Yuichiro stellte sich zwischen uns und sah mich mit einem Blick an, den ich nicht deuten konnte. „Genya, du musst verstehen. Muichiro... er hat sich verändert. Wir müssen ihm Zeit geben."
„Nein!" Ich packte ihn an den Schultern und rüttelte an ihm. „Du verstehst es nicht! Du bist nur blind vor deinem eigenen Schmerz! Dein Bruder ist nicht der, den du kennst! Er ist ein Dämon! Er erinnert sich nicht an dich! An uns!"
Muichiro schien uns gar nicht mehr wahrzunehmen. Er stand da, völlig still, und starrte ins Leere. Es war, als ob er in einer anderen Welt war, in einem anderen Zustand, der mich von ihm trennte.
„Er ist noch nicht verloren, Genya", sagte Yuichiro leise, seine Stimme zitterte. „Wir müssen ihm helfen, sich wieder zu erinnern. Wir müssen ihm die Zeit geben, sich von Muzan zu befreien."
„Du... du bist verrückt", zischte ich, während ich mich abwandte und versuchte, die Tränen zurückzuhalten. „Muichiro hat uns nicht mehr. Er ist jetzt ein Werkzeug von Muzan. Ein Werkzeug, das alles, was es berührt, zerstört. Und ich... ich werde das nicht zulassen."
Ich spürte die Wut in mir brodeln, die sich mit der Verzweiflung vermischte. Ich wollte nicht zulassen, dass der Muichiro, den ich liebte, verloren war. Aber was konnte ich tun, wenn er sich nicht an mich erinnerte? Was konnte ich tun, wenn er jetzt zu einem Monster geworden war?

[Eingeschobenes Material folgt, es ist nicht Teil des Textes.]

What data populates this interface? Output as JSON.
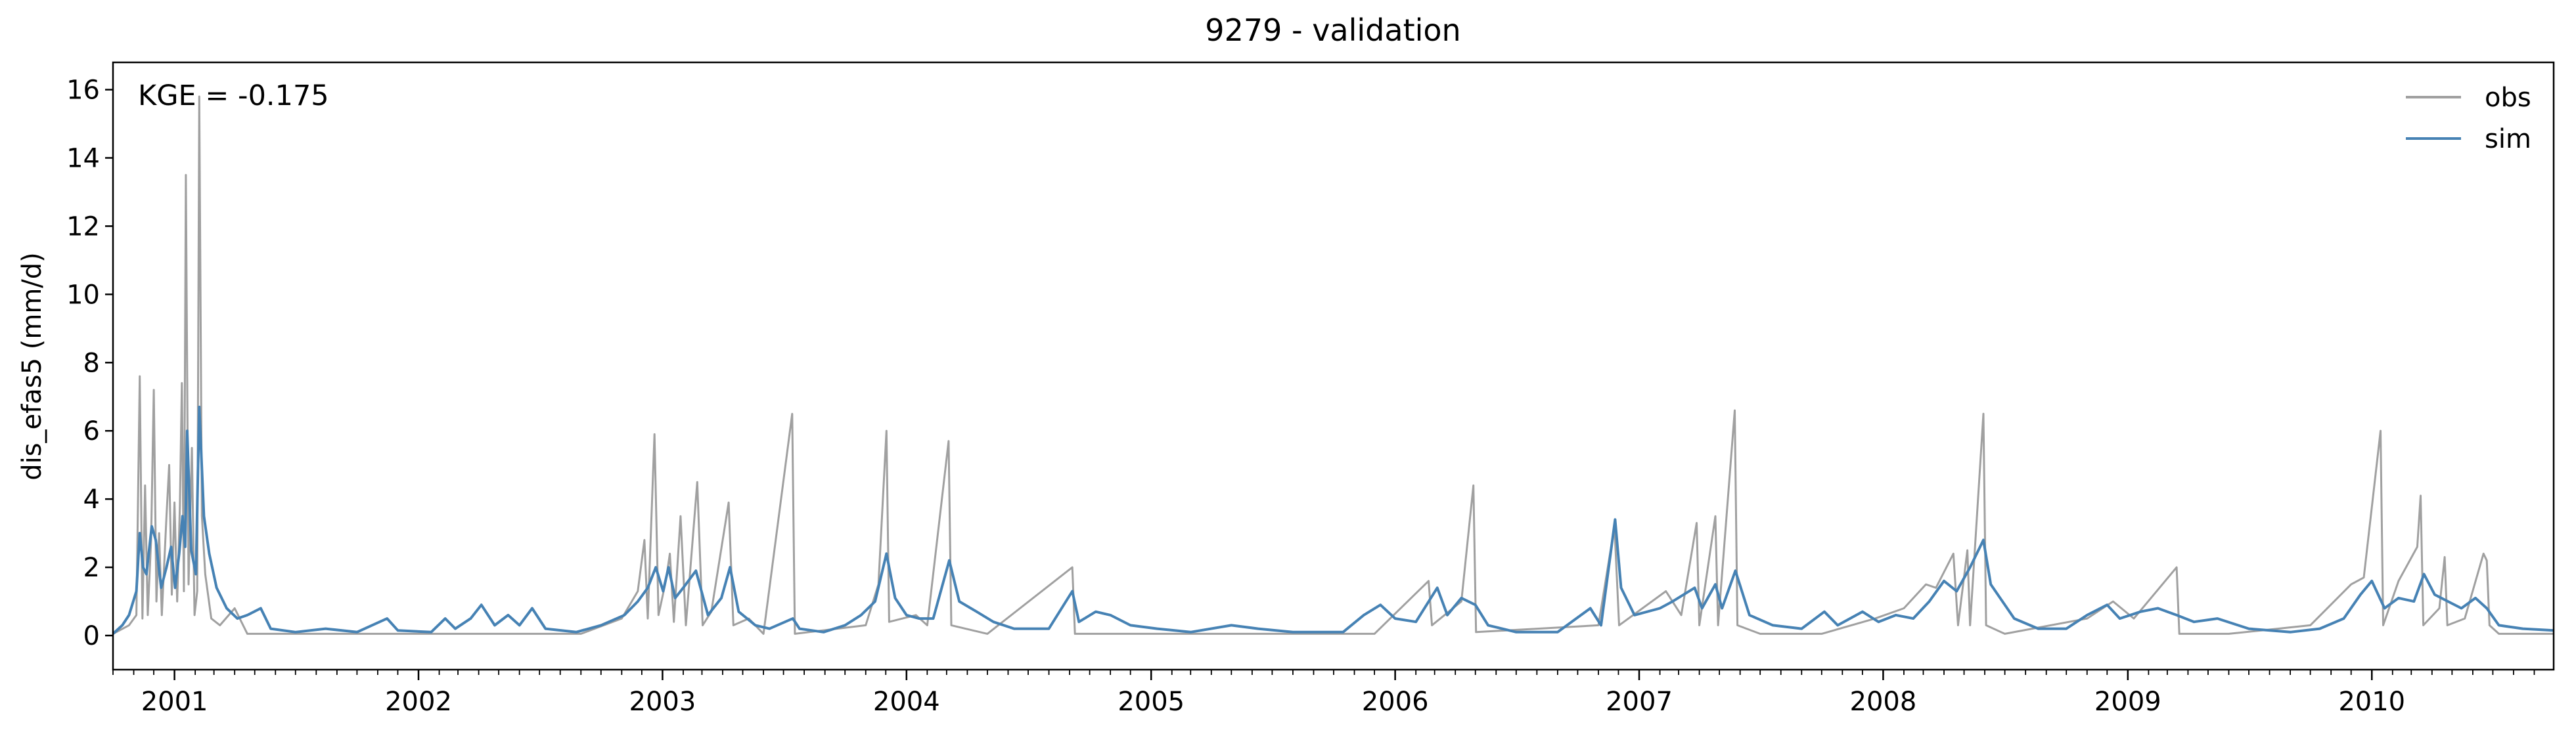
{
  "chart_data": {
    "type": "line",
    "title": "9279 - validation",
    "xlabel": "",
    "ylabel": "dis_efas5 (mm/d)",
    "annotation": "KGE = -0.175",
    "xlim": [
      "2000-10-01",
      "2010-09-30"
    ],
    "ylim": [
      -1,
      16.8
    ],
    "yticks": [
      0,
      2,
      4,
      6,
      8,
      10,
      12,
      14,
      16
    ],
    "xticks": [
      "2001",
      "2002",
      "2003",
      "2004",
      "2005",
      "2006",
      "2007",
      "2008",
      "2009",
      "2010"
    ],
    "grid": false,
    "legend_position": "top-right",
    "series": [
      {
        "name": "obs",
        "color": "#a0a0a0",
        "points": [
          [
            "2000-10-01",
            0.05
          ],
          [
            "2000-10-25",
            0.3
          ],
          [
            "2000-11-05",
            0.6
          ],
          [
            "2000-11-10",
            7.6
          ],
          [
            "2000-11-14",
            0.5
          ],
          [
            "2000-11-18",
            4.4
          ],
          [
            "2000-11-22",
            0.6
          ],
          [
            "2000-11-27",
            2.8
          ],
          [
            "2000-12-01",
            7.2
          ],
          [
            "2000-12-05",
            1.0
          ],
          [
            "2000-12-09",
            3.0
          ],
          [
            "2000-12-13",
            0.6
          ],
          [
            "2000-12-20",
            3.5
          ],
          [
            "2000-12-24",
            5.0
          ],
          [
            "2000-12-28",
            1.2
          ],
          [
            "2001-01-01",
            3.9
          ],
          [
            "2001-01-05",
            1.0
          ],
          [
            "2001-01-09",
            3.8
          ],
          [
            "2001-01-12",
            7.4
          ],
          [
            "2001-01-15",
            1.3
          ],
          [
            "2001-01-18",
            13.5
          ],
          [
            "2001-01-22",
            1.5
          ],
          [
            "2001-01-27",
            5.5
          ],
          [
            "2001-01-31",
            0.6
          ],
          [
            "2001-02-04",
            1.3
          ],
          [
            "2001-02-07",
            15.8
          ],
          [
            "2001-02-11",
            3.5
          ],
          [
            "2001-02-16",
            1.8
          ],
          [
            "2001-02-25",
            0.5
          ],
          [
            "2001-03-10",
            0.3
          ],
          [
            "2001-04-01",
            0.8
          ],
          [
            "2001-04-20",
            0.05
          ],
          [
            "2001-06-01",
            0.05
          ],
          [
            "2002-09-01",
            0.05
          ],
          [
            "2002-11-01",
            0.5
          ],
          [
            "2002-11-25",
            1.3
          ],
          [
            "2002-12-05",
            2.8
          ],
          [
            "2002-12-10",
            0.5
          ],
          [
            "2002-12-20",
            5.9
          ],
          [
            "2002-12-26",
            0.6
          ],
          [
            "2003-01-06",
            1.6
          ],
          [
            "2003-01-12",
            2.4
          ],
          [
            "2003-01-18",
            0.4
          ],
          [
            "2003-01-28",
            3.5
          ],
          [
            "2003-02-05",
            0.3
          ],
          [
            "2003-02-22",
            4.5
          ],
          [
            "2003-03-02",
            0.3
          ],
          [
            "2003-03-15",
            0.7
          ],
          [
            "2003-04-10",
            3.9
          ],
          [
            "2003-04-17",
            0.3
          ],
          [
            "2003-05-10",
            0.5
          ],
          [
            "2003-06-01",
            0.05
          ],
          [
            "2003-07-14",
            6.5
          ],
          [
            "2003-07-18",
            0.05
          ],
          [
            "2003-11-01",
            0.3
          ],
          [
            "2003-11-20",
            1.5
          ],
          [
            "2003-12-02",
            6.0
          ],
          [
            "2003-12-06",
            0.4
          ],
          [
            "2004-01-15",
            0.6
          ],
          [
            "2004-02-01",
            0.3
          ],
          [
            "2004-03-04",
            5.7
          ],
          [
            "2004-03-08",
            0.3
          ],
          [
            "2004-05-01",
            0.05
          ],
          [
            "2004-09-05",
            2.0
          ],
          [
            "2004-09-09",
            0.05
          ],
          [
            "2005-12-01",
            0.05
          ],
          [
            "2006-02-20",
            1.6
          ],
          [
            "2006-02-25",
            0.3
          ],
          [
            "2006-04-10",
            1.0
          ],
          [
            "2006-04-28",
            4.4
          ],
          [
            "2006-05-02",
            0.1
          ],
          [
            "2006-11-01",
            0.3
          ],
          [
            "2006-11-25",
            3.2
          ],
          [
            "2006-12-02",
            0.3
          ],
          [
            "2007-02-10",
            1.3
          ],
          [
            "2007-03-05",
            0.6
          ],
          [
            "2007-03-28",
            3.3
          ],
          [
            "2007-04-01",
            0.3
          ],
          [
            "2007-04-25",
            3.5
          ],
          [
            "2007-04-29",
            0.3
          ],
          [
            "2007-05-24",
            6.6
          ],
          [
            "2007-05-28",
            0.3
          ],
          [
            "2007-07-01",
            0.05
          ],
          [
            "2007-10-01",
            0.05
          ],
          [
            "2007-12-20",
            0.5
          ],
          [
            "2008-02-01",
            0.8
          ],
          [
            "2008-03-05",
            1.5
          ],
          [
            "2008-03-20",
            1.4
          ],
          [
            "2008-04-15",
            2.4
          ],
          [
            "2008-04-22",
            0.3
          ],
          [
            "2008-05-06",
            2.5
          ],
          [
            "2008-05-10",
            0.3
          ],
          [
            "2008-05-30",
            6.5
          ],
          [
            "2008-06-03",
            0.3
          ],
          [
            "2008-07-01",
            0.05
          ],
          [
            "2008-11-01",
            0.5
          ],
          [
            "2008-12-10",
            1.0
          ],
          [
            "2009-01-10",
            0.5
          ],
          [
            "2009-03-15",
            2.0
          ],
          [
            "2009-03-19",
            0.05
          ],
          [
            "2009-06-01",
            0.05
          ],
          [
            "2009-10-01",
            0.3
          ],
          [
            "2009-12-01",
            1.5
          ],
          [
            "2009-12-20",
            1.7
          ],
          [
            "2010-01-14",
            6.0
          ],
          [
            "2010-01-18",
            0.3
          ],
          [
            "2010-02-10",
            1.6
          ],
          [
            "2010-03-10",
            2.6
          ],
          [
            "2010-03-15",
            4.1
          ],
          [
            "2010-03-19",
            0.3
          ],
          [
            "2010-04-12",
            0.8
          ],
          [
            "2010-04-20",
            2.3
          ],
          [
            "2010-04-24",
            0.3
          ],
          [
            "2010-05-20",
            0.5
          ],
          [
            "2010-06-17",
            2.4
          ],
          [
            "2010-06-22",
            2.2
          ],
          [
            "2010-06-26",
            0.3
          ],
          [
            "2010-07-10",
            0.05
          ],
          [
            "2010-09-30",
            0.05
          ]
        ]
      },
      {
        "name": "sim",
        "color": "#4682b4",
        "points": [
          [
            "2000-10-01",
            0.05
          ],
          [
            "2000-10-15",
            0.3
          ],
          [
            "2000-10-25",
            0.6
          ],
          [
            "2000-11-05",
            1.3
          ],
          [
            "2000-11-10",
            3.0
          ],
          [
            "2000-11-15",
            2.0
          ],
          [
            "2000-11-20",
            1.8
          ],
          [
            "2000-11-28",
            3.2
          ],
          [
            "2000-12-04",
            2.8
          ],
          [
            "2000-12-12",
            1.4
          ],
          [
            "2000-12-20",
            2.0
          ],
          [
            "2000-12-27",
            2.6
          ],
          [
            "2001-01-02",
            1.4
          ],
          [
            "2001-01-08",
            2.4
          ],
          [
            "2001-01-13",
            3.5
          ],
          [
            "2001-01-17",
            2.6
          ],
          [
            "2001-01-20",
            6.0
          ],
          [
            "2001-01-26",
            2.5
          ],
          [
            "2001-02-02",
            1.8
          ],
          [
            "2001-02-07",
            6.7
          ],
          [
            "2001-02-14",
            3.5
          ],
          [
            "2001-02-22",
            2.4
          ],
          [
            "2001-03-05",
            1.4
          ],
          [
            "2001-03-20",
            0.8
          ],
          [
            "2001-04-05",
            0.5
          ],
          [
            "2001-04-20",
            0.6
          ],
          [
            "2001-05-10",
            0.8
          ],
          [
            "2001-05-25",
            0.2
          ],
          [
            "2001-07-01",
            0.1
          ],
          [
            "2001-08-15",
            0.2
          ],
          [
            "2001-10-01",
            0.1
          ],
          [
            "2001-11-15",
            0.5
          ],
          [
            "2001-12-01",
            0.15
          ],
          [
            "2002-01-20",
            0.1
          ],
          [
            "2002-02-10",
            0.5
          ],
          [
            "2002-02-25",
            0.2
          ],
          [
            "2002-03-20",
            0.5
          ],
          [
            "2002-04-05",
            0.9
          ],
          [
            "2002-04-25",
            0.3
          ],
          [
            "2002-05-15",
            0.6
          ],
          [
            "2002-06-01",
            0.3
          ],
          [
            "2002-06-20",
            0.8
          ],
          [
            "2002-07-10",
            0.2
          ],
          [
            "2002-08-25",
            0.1
          ],
          [
            "2002-10-01",
            0.3
          ],
          [
            "2002-11-05",
            0.6
          ],
          [
            "2002-11-25",
            1.0
          ],
          [
            "2002-12-10",
            1.4
          ],
          [
            "2002-12-22",
            2.0
          ],
          [
            "2003-01-02",
            1.3
          ],
          [
            "2003-01-10",
            2.0
          ],
          [
            "2003-01-20",
            1.1
          ],
          [
            "2003-02-01",
            1.4
          ],
          [
            "2003-02-20",
            1.9
          ],
          [
            "2003-03-10",
            0.6
          ],
          [
            "2003-03-30",
            1.1
          ],
          [
            "2003-04-12",
            2.0
          ],
          [
            "2003-04-25",
            0.7
          ],
          [
            "2003-05-20",
            0.3
          ],
          [
            "2003-06-10",
            0.2
          ],
          [
            "2003-07-15",
            0.5
          ],
          [
            "2003-07-25",
            0.2
          ],
          [
            "2003-08-30",
            0.1
          ],
          [
            "2003-10-01",
            0.3
          ],
          [
            "2003-10-25",
            0.6
          ],
          [
            "2003-11-15",
            1.0
          ],
          [
            "2003-12-02",
            2.4
          ],
          [
            "2003-12-15",
            1.1
          ],
          [
            "2004-01-01",
            0.6
          ],
          [
            "2004-01-20",
            0.5
          ],
          [
            "2004-02-10",
            0.5
          ],
          [
            "2004-03-05",
            2.2
          ],
          [
            "2004-03-20",
            1.0
          ],
          [
            "2004-04-15",
            0.7
          ],
          [
            "2004-05-10",
            0.4
          ],
          [
            "2004-06-10",
            0.2
          ],
          [
            "2004-08-01",
            0.2
          ],
          [
            "2004-09-05",
            1.3
          ],
          [
            "2004-09-15",
            0.4
          ],
          [
            "2004-10-10",
            0.7
          ],
          [
            "2004-11-01",
            0.6
          ],
          [
            "2004-12-01",
            0.3
          ],
          [
            "2005-01-10",
            0.2
          ],
          [
            "2005-03-01",
            0.1
          ],
          [
            "2005-05-01",
            0.3
          ],
          [
            "2005-06-10",
            0.2
          ],
          [
            "2005-08-01",
            0.1
          ],
          [
            "2005-10-15",
            0.1
          ],
          [
            "2005-11-15",
            0.6
          ],
          [
            "2005-12-10",
            0.9
          ],
          [
            "2006-01-01",
            0.5
          ],
          [
            "2006-02-01",
            0.4
          ],
          [
            "2006-03-05",
            1.4
          ],
          [
            "2006-03-20",
            0.6
          ],
          [
            "2006-04-10",
            1.1
          ],
          [
            "2006-05-01",
            0.9
          ],
          [
            "2006-05-20",
            0.3
          ],
          [
            "2006-07-01",
            0.1
          ],
          [
            "2006-09-01",
            0.1
          ],
          [
            "2006-10-20",
            0.8
          ],
          [
            "2006-11-05",
            0.3
          ],
          [
            "2006-11-26",
            3.4
          ],
          [
            "2006-12-05",
            1.4
          ],
          [
            "2006-12-25",
            0.6
          ],
          [
            "2007-02-01",
            0.8
          ],
          [
            "2007-02-20",
            1.0
          ],
          [
            "2007-03-25",
            1.4
          ],
          [
            "2007-04-05",
            0.8
          ],
          [
            "2007-04-25",
            1.5
          ],
          [
            "2007-05-05",
            0.8
          ],
          [
            "2007-05-25",
            1.9
          ],
          [
            "2007-06-15",
            0.6
          ],
          [
            "2007-07-20",
            0.3
          ],
          [
            "2007-09-01",
            0.2
          ],
          [
            "2007-10-05",
            0.7
          ],
          [
            "2007-10-25",
            0.3
          ],
          [
            "2007-12-01",
            0.7
          ],
          [
            "2007-12-25",
            0.4
          ],
          [
            "2008-01-20",
            0.6
          ],
          [
            "2008-02-15",
            0.5
          ],
          [
            "2008-03-10",
            1.0
          ],
          [
            "2008-04-01",
            1.6
          ],
          [
            "2008-04-20",
            1.3
          ],
          [
            "2008-05-10",
            2.0
          ],
          [
            "2008-05-30",
            2.8
          ],
          [
            "2008-06-10",
            1.5
          ],
          [
            "2008-07-15",
            0.5
          ],
          [
            "2008-08-20",
            0.2
          ],
          [
            "2008-10-01",
            0.2
          ],
          [
            "2008-11-01",
            0.6
          ],
          [
            "2008-12-01",
            0.9
          ],
          [
            "2008-12-20",
            0.5
          ],
          [
            "2009-01-20",
            0.7
          ],
          [
            "2009-02-15",
            0.8
          ],
          [
            "2009-03-15",
            0.6
          ],
          [
            "2009-04-10",
            0.4
          ],
          [
            "2009-05-15",
            0.5
          ],
          [
            "2009-07-01",
            0.2
          ],
          [
            "2009-09-01",
            0.1
          ],
          [
            "2009-10-15",
            0.2
          ],
          [
            "2009-11-20",
            0.5
          ],
          [
            "2009-12-15",
            1.2
          ],
          [
            "2010-01-01",
            1.6
          ],
          [
            "2010-01-20",
            0.8
          ],
          [
            "2010-02-10",
            1.1
          ],
          [
            "2010-03-05",
            1.0
          ],
          [
            "2010-03-20",
            1.8
          ],
          [
            "2010-04-05",
            1.2
          ],
          [
            "2010-04-25",
            1.0
          ],
          [
            "2010-05-15",
            0.8
          ],
          [
            "2010-06-05",
            1.1
          ],
          [
            "2010-06-22",
            0.8
          ],
          [
            "2010-07-10",
            0.3
          ],
          [
            "2010-08-15",
            0.2
          ],
          [
            "2010-09-30",
            0.15
          ]
        ]
      }
    ]
  }
}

Ich wusste, dass der Weg, den ich vor mir hatte, nicht einfach sein würde. Dass es keine Garantie gab, dass ich ihn je zurückbekommen würde. Doch ich konnte nicht aufgeben. Ich konnte nicht zulassen, dass Muichiro für immer verschwinden würde.
„Ich werde ihn zurückholen", murmelte ich entschlossen. „Ich werde ihn zurückholen, Yuichiro. Und wenn ich dafür Muzan vernichten muss, dann werde ich das tun. Aber Muichiro... ich werde nicht zulassen, dass er so endet."
Yuichiro sah mich an, sein Blick voller Sorge und Trauer. „Du kannst es nicht alleine tun, Genya. Wir müssen zusammenarbeiten."
„Ich weiß", antwortete ich, und die Kälte in meiner Stimme war wie ein Versprechen, das ich nicht brechen konnte. „Ich weiß es, aber ich werde ihn zurückholen. Egal, was es kostet."